Evaluation and Judging
Students who present in the Student Virtual Poster Competition will be evaluated in two areas:
- Scientific Content (50%)
- Introduction & background with pertinent literature cited (10 points)
- Objectives clearly stated & concise (10 points)
- Materials & methods (study design) clear & concise (10 points)
- Results & discussion clear, concise & accurate (10 points)
- Significance of results to field of study (10 points)
- Virtual Poster Display (50%)
- Logical order, minimum redundancy (10 points)
- Effective use of space; smooth transitions (10 points)
- Text, Figures, and Tables
- Legible with large fonts, color contract, no conflicting backgrounds (10 points)
- Text with no grammatical errors; not excessively wordy (10 points)
- Effective use of figures and/or tables, coordinated with text (10 points)
The letter scale used is similar to those of classroom instructors or granting agencies: E = excellent or “A”, VG = very good or “B”, G = good or “C”, F = Fair or “D”, and NI – needs improvement or “F”. Numerical scores are proportioned accordingly. Each poster display is judged independently by three judges.
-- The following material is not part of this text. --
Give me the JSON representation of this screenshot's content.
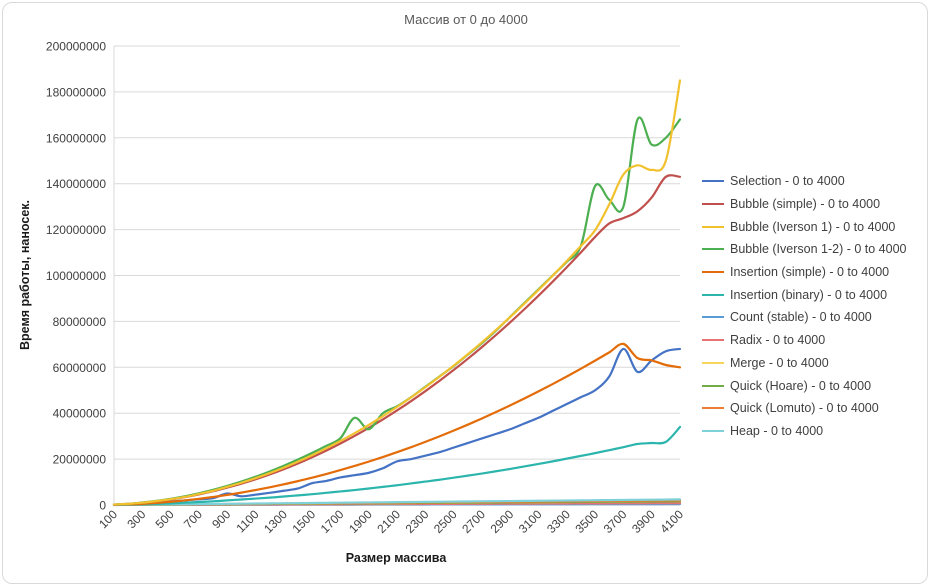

In the event of a tie, the Student Competition Co-Chairs will use the submitted abstract as a tie-breaker. Abstracts will be judged according to how informative and well written it is and how well is correlates with the presentation.
A sample Student Virtual Poster Competition Scorecard is available for reference.
Students compete only against the students in their virtual poster session and not against other students in the same topic area who were assigned to other sessions. The size of each session is dependent upon the initial number of papers submitted to each topic area.
Suggestions for Posters
Each poster must be contained within the size of the Sample Virtual Poster template provided.
Poster design can significantly enhance or severely diminish the effectiveness of your presentation. The following guidelines are general considerations:
- Focus of attention: The focus of attention must be on the subject content. If the design overshadows the subject matter, the message is likely to be lost.
- Size and selection of visuals: Larger visuals attract more attention. Visuals not relevant to the content will distract the viewer.
- Density of visuals and text (labels): Too many visuals (pictures) and text (labels) in a small space decreases readers’ attention, because each object is in competition with the others. Minimize these to prevent stimulus overload! Generally, a maximum length of 50-75 words per label results in a higher probability of people reading it.
- Ability to read text: Letters should be large so that they can easily be read from 2-3 feet away. Letters should be easily read (avoid Old English and other “fancy” fonts).
- Poster layout:
- Use a consistent layout with heading and subheading font and size standardized;
- Use bulleted lists to facilitate reading;
- Relate the content of the text to the picture it describes;
- Reduce competing stimuli—Avoid placing a large number of labels and visuals next to one another; and
- Provide good contrast between the text and background (avoid white on white, blue on navy, etc.).